The Sixth Circuit recently held that employers can enforce strict call-off and attendance policies, even against employees who are using or requesting FMLA leave. In Srouder and White v. Dana Light Axle Manufacturing, LLC, 2013 WL 4007646 (6th Cir. Aug. 7, 2013), the company required employees to call off each day when they were absent and considered employees to have voluntarily resigned if they failed to call off for two consecutive days. The company terminated Matt White for not complying with this policy, and the court upheld the termination, notwithstanding the fact that White’s absence could have been covered by the FMLA.
White began treatment for stomach pain in September 2009 and called off on a number of days. White also planned to be off in October for hernia surgery. Although White submitted FMLA paperwork for these absences, the paperwork was incomplete, and the company told him to resubmit the paperwork in order to qualify for FMLA leave and comply with the company’s attendance policy.
After missing four more consecutive days of work without calling off (October 1, 2, 5 and 6), White dropped off revised FMLA paperwork on his way to the hospital to have the hernia surgery on October 7. However, the Company considered White’s FMLA paperwork to be too late and terminated White’s employment for violating the Company’s call-off and attendance policies.
White filed a lawsuit claiming the company unlawfully interfered with his FMLA rights.

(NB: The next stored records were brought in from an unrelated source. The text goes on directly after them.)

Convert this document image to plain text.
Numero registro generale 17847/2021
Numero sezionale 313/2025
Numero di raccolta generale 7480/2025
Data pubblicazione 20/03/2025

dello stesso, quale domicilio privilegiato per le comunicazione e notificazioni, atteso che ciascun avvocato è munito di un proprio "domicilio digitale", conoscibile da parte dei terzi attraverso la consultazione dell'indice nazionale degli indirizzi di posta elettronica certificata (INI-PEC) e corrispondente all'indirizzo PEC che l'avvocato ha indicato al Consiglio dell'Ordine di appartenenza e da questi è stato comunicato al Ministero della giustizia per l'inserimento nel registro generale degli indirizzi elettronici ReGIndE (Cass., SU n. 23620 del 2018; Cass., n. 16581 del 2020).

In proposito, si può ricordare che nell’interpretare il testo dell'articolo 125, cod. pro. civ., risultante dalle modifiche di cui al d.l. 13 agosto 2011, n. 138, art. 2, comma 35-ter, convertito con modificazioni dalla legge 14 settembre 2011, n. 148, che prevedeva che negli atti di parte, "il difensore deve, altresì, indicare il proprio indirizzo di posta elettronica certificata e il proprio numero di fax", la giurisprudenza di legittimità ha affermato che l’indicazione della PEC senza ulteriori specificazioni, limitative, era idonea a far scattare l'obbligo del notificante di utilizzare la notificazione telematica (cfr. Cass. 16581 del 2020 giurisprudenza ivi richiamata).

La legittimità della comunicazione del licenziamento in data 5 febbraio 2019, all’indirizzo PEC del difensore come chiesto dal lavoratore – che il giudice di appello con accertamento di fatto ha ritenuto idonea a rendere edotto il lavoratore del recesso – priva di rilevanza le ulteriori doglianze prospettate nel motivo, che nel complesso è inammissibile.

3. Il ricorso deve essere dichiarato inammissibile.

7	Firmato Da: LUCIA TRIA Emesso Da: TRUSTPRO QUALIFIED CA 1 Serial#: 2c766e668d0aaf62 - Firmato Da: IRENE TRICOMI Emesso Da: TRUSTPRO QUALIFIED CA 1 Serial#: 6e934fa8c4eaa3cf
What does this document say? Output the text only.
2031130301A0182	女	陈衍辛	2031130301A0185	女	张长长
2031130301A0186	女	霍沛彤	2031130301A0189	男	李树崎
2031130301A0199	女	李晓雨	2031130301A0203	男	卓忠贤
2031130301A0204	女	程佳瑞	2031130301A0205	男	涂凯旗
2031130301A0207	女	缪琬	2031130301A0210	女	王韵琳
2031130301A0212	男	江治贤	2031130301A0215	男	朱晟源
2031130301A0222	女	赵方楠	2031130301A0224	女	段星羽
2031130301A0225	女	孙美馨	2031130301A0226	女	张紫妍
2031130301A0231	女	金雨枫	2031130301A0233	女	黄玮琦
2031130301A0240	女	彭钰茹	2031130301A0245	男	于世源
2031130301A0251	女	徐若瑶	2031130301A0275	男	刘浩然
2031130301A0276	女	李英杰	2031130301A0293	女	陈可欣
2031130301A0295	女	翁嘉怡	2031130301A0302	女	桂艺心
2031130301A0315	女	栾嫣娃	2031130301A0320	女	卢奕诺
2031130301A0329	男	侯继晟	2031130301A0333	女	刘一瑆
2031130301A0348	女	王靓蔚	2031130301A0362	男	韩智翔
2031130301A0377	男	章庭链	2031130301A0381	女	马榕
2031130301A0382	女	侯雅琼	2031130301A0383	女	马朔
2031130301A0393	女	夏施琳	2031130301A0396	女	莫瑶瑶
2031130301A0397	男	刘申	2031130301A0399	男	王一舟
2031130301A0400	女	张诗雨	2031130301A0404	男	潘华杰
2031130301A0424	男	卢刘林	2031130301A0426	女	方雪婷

White relied on an earlier case that had interpreted an FMLA regulation that was subsequently amended. The amended regulation, 29 C.F.R. § 825.302(d), now provides, in relevant part, that: “[a]n employer may require an employee to comply with the employer’s usual and customary notice and procedural requirements for requesting leave, absent unusual circumstances.…An employee also may be required by an employer’s policy to contact a specific individual…Where an employee does not comply with the employer’s usual notice and procedural requirements, and no unusual circumstances justify the failure to comply, FMLA leave may be delayed or denied. However, FMLA-protected leave may not be delayed or denied where the employer’s policy requires notice to be given sooner than set forth in paragraph (a) of this section…”
The court observed that the amended regulation “explicitly permits employers to condition FMLA-protected leave upon an employee’s compliance with the employer’s notice and procedural requirements, absent unusual circumstances.” Based on the amended regulation, and in the absence of any evidence of unusual circumstances explaining White’s failure to call off for four consecutive days, the court held that “regardless of whether White provided sufficient FMLA notice to Dana during the September 30 meeting, Dana was nevertheless justified in terminating White’s employment for his failure to follow the call-in requirements of Dana’s attendance policy.”
The White case illustrates that employers can require employees to adhere to strict call-off and attendance policies so long as: (1) the policies do not require the employee to give more advance notice of the need for the leave than that required by the FMLA regulations (30 days for foreseeable leave and as soon as practicable for other circumstances); (2) the policies are uniformly applied to all absences; and (3) there is no reason to believe that the employee was unable to comply with those policies.